Ryan Muncy is saxophonist of the International Contemporary Ensemble, having been praised for his “amazing virtuosity” (The Chicago Tribune) and ability to “show off the instrument’s malleability and freakish extended range as well as its delicacy and refinement” (The Chicago Reader). He is a recipient of the Kranichstein Music Prize awarded at the 46th Darmstadt Summer Courses, a Fulbright Fellowship in France, the Edes Foundation Prize for Emerging Artists, and has participated in the creation of more than 250 new works for the saxophone, highlighted by deeply collaborative relationships with leading artist-creators including Ashley Fure, Tyshawn Sorey, Du Yun, Wang Lu, Marcos Balter, Wojtek Blecharz, and Matana Roberts. https://ryanmuncy.com/

With a commitment to cultivating a more curious and engaged society through music, the International Contemporary Ensemble – as a commissioner and performer at the highest level – amplifies creators whose work propels and challenges how music is made and experienced.
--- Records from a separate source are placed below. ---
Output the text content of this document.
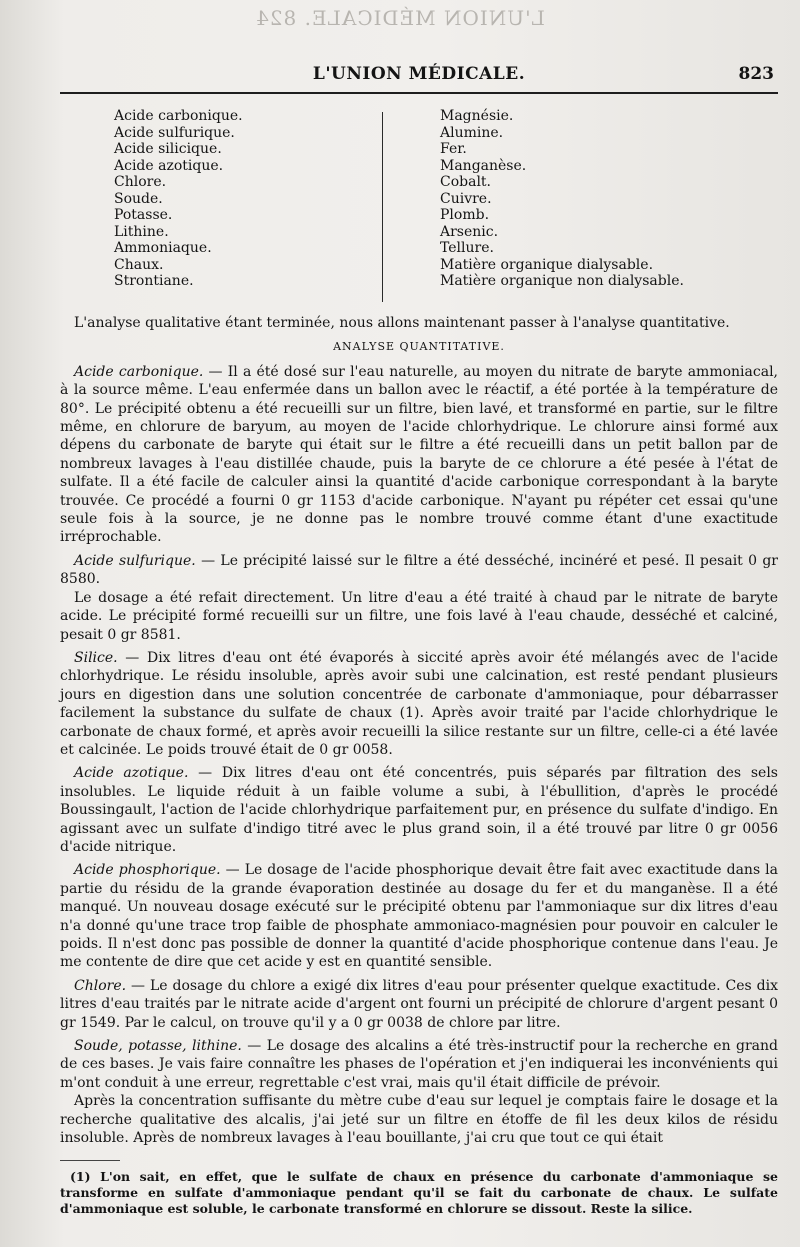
L'UNION MÉDICALE. 824
L'UNION MÉDICALE.	823
Acide carbonique.
Acide sulfurique.
Acide silicique.
Acide azotique.
Chlore.
Soude.
Potasse.
Lithine.
Ammoniaque.
Chaux.
Strontiane.
Magnésie.
Alumine.
Fer.
Manganèse.
Cobalt.
Cuivre.
Plomb.
Arsenic.
Tellure.
Matière organique dialysable.
Matière organique non dialysable.

L'analyse qualitative étant terminée, nous allons maintenant passer à l'analyse quantitative.

ANALYSE QUANTITATIVE.

Acide carbonique. — Il a été dosé sur l'eau naturelle, au moyen du nitrate de baryte ammoniacal, à la source même. L'eau enfermée dans un ballon avec le réactif, a été portée à la température de 80°. Le précipité obtenu a été recueilli sur un filtre, bien lavé, et transformé en partie, sur le filtre même, en chlorure de baryum, au moyen de l'acide chlorhydrique. Le chlorure ainsi formé aux dépens du carbonate de baryte qui était sur le filtre a été recueilli dans un petit ballon par de nombreux lavages à l'eau distillée chaude, puis la baryte de ce chlorure a été pesée à l'état de sulfate. Il a été facile de calculer ainsi la quantité d'acide carbonique correspondant à la baryte trouvée. Ce procédé a fourni 0 gr 1153 d'acide carbonique. N'ayant pu répéter cet essai qu'une seule fois à la source, je ne donne pas le nombre trouvé comme étant d'une exactitude irréprochable.

Acide sulfurique. — Le précipité laissé sur le filtre a été desséché, incinéré et pesé. Il pesait 0 gr 8580.

Le dosage a été refait directement. Un litre d'eau a été traité à chaud par le nitrate de baryte acide. Le précipité formé recueilli sur un filtre, une fois lavé à l'eau chaude, desséché et calciné, pesait 0 gr 8581.

Silice. — Dix litres d'eau ont été évaporés à siccité après avoir été mélangés avec de l'acide chlorhydrique. Le résidu insoluble, après avoir subi une calcination, est resté pendant plusieurs jours en digestion dans une solution concentrée de carbonate d'ammoniaque, pour débarrasser facilement la substance du sulfate de chaux (1). Après avoir traité par l'acide chlorhydrique le carbonate de chaux formé, et après avoir recueilli la silice restante sur un filtre, celle-ci a été lavée et calcinée. Le poids trouvé était de 0 gr 0058.

Acide azotique. — Dix litres d'eau ont été concentrés, puis séparés par filtration des sels insolubles. Le liquide réduit à un faible volume a subi, à l'ébullition, d'après le procédé Boussingault, l'action de l'acide chlorhydrique parfaitement pur, en présence du sulfate d'indigo. En agissant avec un sulfate d'indigo titré avec le plus grand soin, il a été trouvé par litre 0 gr 0056 d'acide nitrique.

Acide phosphorique. — Le dosage de l'acide phosphorique devait être fait avec exactitude dans la partie du résidu de la grande évaporation destinée au dosage du fer et du manganèse. Il a été manqué. Un nouveau dosage exécuté sur le précipité obtenu par l'ammoniaque sur dix litres d'eau n'a donné qu'une trace trop faible de phosphate ammoniaco-magnésien pour pouvoir en calculer le poids. Il n'est donc pas possible de donner la quantité d'acide phosphorique contenue dans l'eau. Je me contente de dire que cet acide y est en quantité sensible.

Chlore. — Le dosage du chlore a exigé dix litres d'eau pour présenter quelque exactitude. Ces dix litres d'eau traités par le nitrate acide d'argent ont fourni un précipité de chlorure d'argent pesant 0 gr 1549. Par le calcul, on trouve qu'il y a 0 gr 0038 de chlore par litre.

Soude, potasse, lithine. — Le dosage des alcalins a été très-instructif pour la recherche en grand de ces bases. Je vais faire connaître les phases de l'opération et j'en indiquerai les inconvénients qui m'ont conduit à une erreur, regrettable c'est vrai, mais qu'il était difficile de prévoir.

Après la concentration suffisante du mètre cube d'eau sur lequel je comptais faire le dosage et la recherche qualitative des alcalis, j'ai jeté sur un filtre en étoffe de fil les deux kilos de résidu insoluble. Après de nombreux lavages à l'eau bouillante, j'ai cru que tout ce qui était

(1) L'on sait, en effet, que le sulfate de chaux en présence du carbonate d'ammoniaque se transforme en sulfate d'ammoniaque pendant qu'il se fait du carbonate de chaux. Le sulfate d'ammoniaque est soluble, le carbonate transformé en chlorure se dissout. Reste la silice.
Described as “America’s foremost new-music group” (The New Yorker), the Ensemble has become a leading force in new music throughout the last 20 years, having premiered over 1,000 works and having been a vehicle for the workshop and performance of thousands of works by student composers across the U.S. The Ensemble’s composer-collaborators—many who were unknown at the time of their first Ensemble collaboration—have fundamentally shaped its creative ethos and have continued to highly visible and influential careers, including MacArthur Fellow Tyshawn Sorey; long-time Ensemble collaborator, founding member, and 2017 Pulitzer Prize-winner Du Yun; and the Ensemble’s founder, 2012 MacArthur Fellow, and first-ever flutist to win Lincoln Center’s Avery Fisher Prize, Claire Chase.

This performance is a co-production with Roulette Intermedium and the International Contemporary Ensemble.